The most the Republicans could do was claim a symbolic moment, saying that the people who showed up would have been the slates of electors had President Trump won those states. But since he lost them, and numerous state and federal courts have rejected his and his allies’ baseless claims of voting fraud, these groups have no actual significance.
Mr. Trump’s supporters have also seized upon some superficial murkiness in the Constitution and federal law as to whether a state legislature could appoint its own slate of electors.
Since the Electoral Count Act was enacted in 1887, a situation akin to “dueling electors” has happened only once, when Hawaii was in the throes of a close recount in 1960. The governor of Hawaii signed off on a Republican slate of electors for Richard M. Nixon before the recount was completed; when it was finished and showed John F. Kennedy ahead, the governor had to send a new Democratic slate to Congress. The Democratic slate was accepted.
The Constitution stipulates that states select their electors “in such manner as the Legislature thereof may direct.” In modern times the states have done that by holding popular elections that determine to whom their electors will be pledged. Various constitutionally enshrined rights and laws would preclude state legislatures from changing the rules and nullifying the popular will after the fact in pursuit of a different outcome.
Regardless, no state legislatures have seriously explored overturning the results, despite Mr. Trump’s entreaties to state Republican leaders.
It is up to Congress to accept the Electoral College results, which will happen on Jan. 6. Even if a state legislature were to send to Congress ballots from its own appointed slate of electors, many legal scholars have said that Congress would have to give preference to the slate sent by the governor.

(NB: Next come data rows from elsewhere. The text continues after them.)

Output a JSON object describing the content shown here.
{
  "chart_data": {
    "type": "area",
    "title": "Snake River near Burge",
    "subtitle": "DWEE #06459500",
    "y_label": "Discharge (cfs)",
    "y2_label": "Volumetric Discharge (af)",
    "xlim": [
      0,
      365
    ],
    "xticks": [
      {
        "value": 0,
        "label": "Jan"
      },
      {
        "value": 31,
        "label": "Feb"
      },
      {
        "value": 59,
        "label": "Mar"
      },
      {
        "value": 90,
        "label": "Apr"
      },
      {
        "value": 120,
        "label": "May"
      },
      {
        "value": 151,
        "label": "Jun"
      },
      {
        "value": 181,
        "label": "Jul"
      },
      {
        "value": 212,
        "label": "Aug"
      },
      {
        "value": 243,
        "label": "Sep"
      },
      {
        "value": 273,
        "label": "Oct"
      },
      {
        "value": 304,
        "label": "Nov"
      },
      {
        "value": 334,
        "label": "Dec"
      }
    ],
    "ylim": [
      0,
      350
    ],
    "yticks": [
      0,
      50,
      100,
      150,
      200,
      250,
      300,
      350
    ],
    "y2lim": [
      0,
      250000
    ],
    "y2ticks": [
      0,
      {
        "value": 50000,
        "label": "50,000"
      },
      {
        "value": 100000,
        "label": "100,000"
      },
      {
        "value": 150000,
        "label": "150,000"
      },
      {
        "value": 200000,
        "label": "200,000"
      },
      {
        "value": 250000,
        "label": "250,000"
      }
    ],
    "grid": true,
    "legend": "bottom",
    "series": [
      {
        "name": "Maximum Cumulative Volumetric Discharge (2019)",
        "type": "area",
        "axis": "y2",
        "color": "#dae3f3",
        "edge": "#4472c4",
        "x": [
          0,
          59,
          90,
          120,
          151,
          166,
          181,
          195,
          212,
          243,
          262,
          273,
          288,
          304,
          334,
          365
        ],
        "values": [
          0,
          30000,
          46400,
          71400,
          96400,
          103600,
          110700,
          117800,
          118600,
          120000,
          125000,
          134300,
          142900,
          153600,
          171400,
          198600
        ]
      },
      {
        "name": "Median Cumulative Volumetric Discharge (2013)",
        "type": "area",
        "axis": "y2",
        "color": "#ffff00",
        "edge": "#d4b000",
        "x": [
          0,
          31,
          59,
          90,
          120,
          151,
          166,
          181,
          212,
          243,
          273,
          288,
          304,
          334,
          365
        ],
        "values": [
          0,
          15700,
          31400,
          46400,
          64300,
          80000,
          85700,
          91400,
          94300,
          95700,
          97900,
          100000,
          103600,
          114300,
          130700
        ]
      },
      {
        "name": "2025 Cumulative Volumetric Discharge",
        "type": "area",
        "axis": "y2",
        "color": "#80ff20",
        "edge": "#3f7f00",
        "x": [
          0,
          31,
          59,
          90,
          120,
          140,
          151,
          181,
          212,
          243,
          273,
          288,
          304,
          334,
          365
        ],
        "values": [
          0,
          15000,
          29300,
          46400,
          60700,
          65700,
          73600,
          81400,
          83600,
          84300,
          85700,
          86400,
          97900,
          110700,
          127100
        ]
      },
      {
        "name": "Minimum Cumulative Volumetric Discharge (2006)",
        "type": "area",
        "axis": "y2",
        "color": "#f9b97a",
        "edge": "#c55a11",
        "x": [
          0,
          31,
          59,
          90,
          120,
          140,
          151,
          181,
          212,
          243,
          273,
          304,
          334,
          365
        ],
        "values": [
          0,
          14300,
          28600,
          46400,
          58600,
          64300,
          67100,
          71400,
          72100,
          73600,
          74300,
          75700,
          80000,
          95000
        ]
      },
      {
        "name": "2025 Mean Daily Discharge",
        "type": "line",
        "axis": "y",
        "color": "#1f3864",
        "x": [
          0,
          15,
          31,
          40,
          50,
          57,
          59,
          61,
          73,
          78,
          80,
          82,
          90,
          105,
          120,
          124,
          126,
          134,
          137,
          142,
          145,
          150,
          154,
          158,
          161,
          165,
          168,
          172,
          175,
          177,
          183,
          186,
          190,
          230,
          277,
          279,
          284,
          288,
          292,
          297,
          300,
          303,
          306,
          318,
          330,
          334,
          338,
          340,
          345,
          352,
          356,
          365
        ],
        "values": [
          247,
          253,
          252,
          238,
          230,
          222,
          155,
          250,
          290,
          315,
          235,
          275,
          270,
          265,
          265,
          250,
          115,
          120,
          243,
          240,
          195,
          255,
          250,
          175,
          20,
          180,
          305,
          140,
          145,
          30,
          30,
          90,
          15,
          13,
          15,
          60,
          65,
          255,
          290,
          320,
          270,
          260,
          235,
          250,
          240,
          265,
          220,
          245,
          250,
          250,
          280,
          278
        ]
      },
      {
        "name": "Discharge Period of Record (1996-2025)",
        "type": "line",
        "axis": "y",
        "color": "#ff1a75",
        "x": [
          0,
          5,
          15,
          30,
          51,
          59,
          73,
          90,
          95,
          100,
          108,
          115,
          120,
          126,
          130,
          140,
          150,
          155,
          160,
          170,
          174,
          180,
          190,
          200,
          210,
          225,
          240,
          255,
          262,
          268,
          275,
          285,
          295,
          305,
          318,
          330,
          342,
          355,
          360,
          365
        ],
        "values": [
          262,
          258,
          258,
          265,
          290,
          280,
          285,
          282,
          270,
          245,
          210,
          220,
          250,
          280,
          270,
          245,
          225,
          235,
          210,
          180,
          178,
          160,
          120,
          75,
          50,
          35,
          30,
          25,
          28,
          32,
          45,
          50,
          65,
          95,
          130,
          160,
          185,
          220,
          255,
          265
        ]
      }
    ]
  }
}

In any event, both chambers would have to agree to block the pro-Biden electors. It is inconceivable that the Democrats who control the House of Representatives would consider any such move by Republicans.
While some Trump loyalists in the House, like Representative Mo Brooks of Alabama, have claimed that they will try to challenge the results, many Republican senators conceded on Monday that Mr. Biden had been affirmed as the president-elect. Mitch McConnell, the majority leader, appeared to close off any possibility that he would give much berth to a challenge when he congratulated Mr. Biden from the floor of the Senate on Tuesday.